U.S. intel community says coronavirus "not manmade or genetically modified"
Washington — The U.S. intelligence community has concluded that the coronavirus "was not manmade or genetically modified," but investigations into the origins of the outbreak are ongoing, the Office of the Director of National Intelligence (ODNI) said Thursday.
"The entire Intelligence Community has been consistently providing critical support to U.S. policymakers and those responding to the COVID-19 virus, which originated in China," the ODNI said in a statement. "The Intelligence Community also concurs with the wide scientific consensus that the COVID-19 virus was not manmade or genetically modified."
The ODNI said the intelligence community "will continue to rigorously examine emerging information and intelligence to determine whether the outbreak began through contact with infected animals or if it was the result of an accident at a laboratory in Wuhan."
The statement comes amid mounting questions about whether the U.S. intelligence community is being unduly pressured by policymakers to identify a link between the virus' origin and infectious disease research facilities in China.

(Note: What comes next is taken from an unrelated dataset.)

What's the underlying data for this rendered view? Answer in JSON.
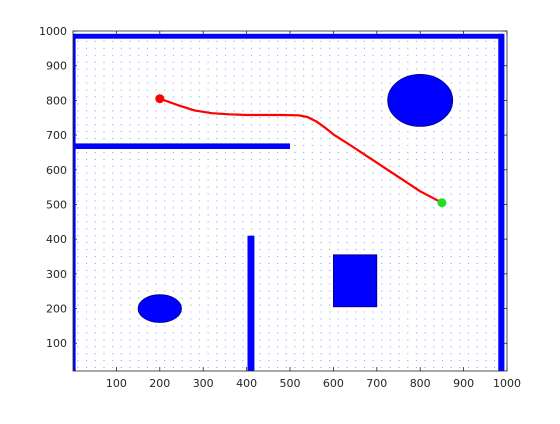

U.S. intelligence agencies have been exploring, but have not uncovered concrete evidence to substantiate, a theory that the coronavirus escaped a Chinese lab. The possibility that the virus was bioengineered, rather than naturally derived, has been ruled out by government officials and scientists alike, a position reiterated by ODNI on Thursday.
More than 61,000 Americans have died of COVID-19, the disease caused by the virus, and more than 1 million have been infected, according to Johns Hopkins University.
Senior administration officials, including President Trump and Secretary of State Mike Pompeo, have in recent weeks heaped blame on Beijing for concealing early data about the virus' transmission in China, something they say hindered an effective global response.
In an interview with Reuters on Wednesday, Mr. Trump said China's handling of the outbreak was due in part to a desire to see him lose reelection in November, and that his administration was weighing unspecified consequences. "There are many things I can do," he said.
Pompeo, a known China hawk, has accused China of continued obfuscation and hinted of future steps to hold it "accountable" for the losses the pandemic has caused.
"I'm still concerned that the Chinese Communist Party is not telling us about all of what's taking place in all of the labs, in fact each of the labs, all across China today," he said in an interview with Fox News.
The New York Times reported on Thursday that Pompeo was among a group of senior administration officials who have been "pushing" intelligence agencies for information on the virus' origins.
It would typically be incumbent on analysts to present the intelligence they have collected in fact-based and apolitical fashion, and incumbent on intelligence community leaders to reel in policymakers who publicly overstate or mischaracterize the intelligence they have received.
"It is not uncommon for any White House to task the IC on issues that are at times politically charged," said Marc Polymeropoulos, a former senior CIA operations officer who retired last spring. "What is critical is that the analysts in the IC are allowed to complete an all-source assessment, free of political interference."
"In the end, whatever analytic conclusion is reached, often the political players in the White House may not be satisfied," he added. "It is better to get it right, every time."